Os condenados querem um novo julgamento. “Eles (os irmãos Mânica) tentam anular a sentença e com isso levar a um novo julgamento, dessa vez em Unaí, região onde são poderosos política e economicamente. Os executores já foram julgados, condenados e estão presos. Resta agora que o cenário de impunidade se afaste e que os mandantes também sejam presos”, disse Carlos Silva.

Além desse protesto, o sindicato organiza outro ato na tarde de hoje, às 15 horas, na sede do Ministério do Trabalho.

Entenda o caso

O dia 28 de janeiro foi instituído o Dia do Auditor Fiscal do Trabalho e Dia Nacional de Combate ao Trabalho Escravo em homenagem aos auditores Eratóstenes de Almeida Gonsalves, João Batista Soares Lage e Nelson José da Silva. Eles foram mortos em 2004 quando investigavam denúncias de trabalho escravo em fazendas na cidade mineira de Unaí. Na chacina, também morreu o motorista do veículo Ailton Pereira de Oliveira.

Em 2013, os executores do crime foram condenados por homicídio triplamente qualificado. Rogério Alan Rocha Rios foi condenado a 94 anos de prisão, Erinaldo de Vasconcelos Silva, a 76 anos de reclusão e William Gomes de Miranda, a 56 anos de prisão.

Em outubro de 2015, a Justiça Federal de Minas Gerais condenou Antério Mânica, Norberto Mânica, Hugo Alves Pimenta e José Alberto de Castro.

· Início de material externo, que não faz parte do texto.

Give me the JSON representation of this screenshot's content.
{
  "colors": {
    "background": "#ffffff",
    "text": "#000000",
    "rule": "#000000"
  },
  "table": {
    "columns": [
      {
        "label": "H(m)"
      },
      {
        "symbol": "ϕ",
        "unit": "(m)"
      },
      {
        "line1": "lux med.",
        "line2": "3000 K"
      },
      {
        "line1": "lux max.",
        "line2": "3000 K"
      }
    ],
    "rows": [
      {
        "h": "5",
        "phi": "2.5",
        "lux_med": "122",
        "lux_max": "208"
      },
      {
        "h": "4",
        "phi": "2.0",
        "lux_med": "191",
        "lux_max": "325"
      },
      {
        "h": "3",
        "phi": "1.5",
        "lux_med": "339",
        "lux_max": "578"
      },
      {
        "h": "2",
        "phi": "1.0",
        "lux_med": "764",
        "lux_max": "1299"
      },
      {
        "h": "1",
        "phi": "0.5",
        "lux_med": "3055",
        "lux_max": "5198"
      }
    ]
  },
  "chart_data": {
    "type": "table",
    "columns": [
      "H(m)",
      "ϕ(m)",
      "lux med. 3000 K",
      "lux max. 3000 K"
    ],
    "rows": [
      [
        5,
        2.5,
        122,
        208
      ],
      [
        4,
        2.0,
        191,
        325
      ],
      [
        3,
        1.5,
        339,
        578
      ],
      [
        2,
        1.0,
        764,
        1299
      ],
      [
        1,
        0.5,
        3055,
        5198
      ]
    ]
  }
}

Os condenados receberam penas próximas a 100 anos de reclusão em regime fechado. Hugo Alves Pimenta, na condição de réu delator, teve sua pena atenuada, recebendo uma sentença de 46 anos, 3 meses e 27 dias de reclusão.

Os quatro entraram com recursos protelatórios no Tribunal Regional Federal 1ª Região – TRF 1, em Brasília, com pedido de desaforamento do julgamento realizado em Belo Horizonte (MG). Com esse recurso, os condenados tentam anular a decisão do júri popular realizado na capital mineira, transferindo o caso para a Vara Federal de Unaí, Minas Gerais, para terem direito a um novo julgamento.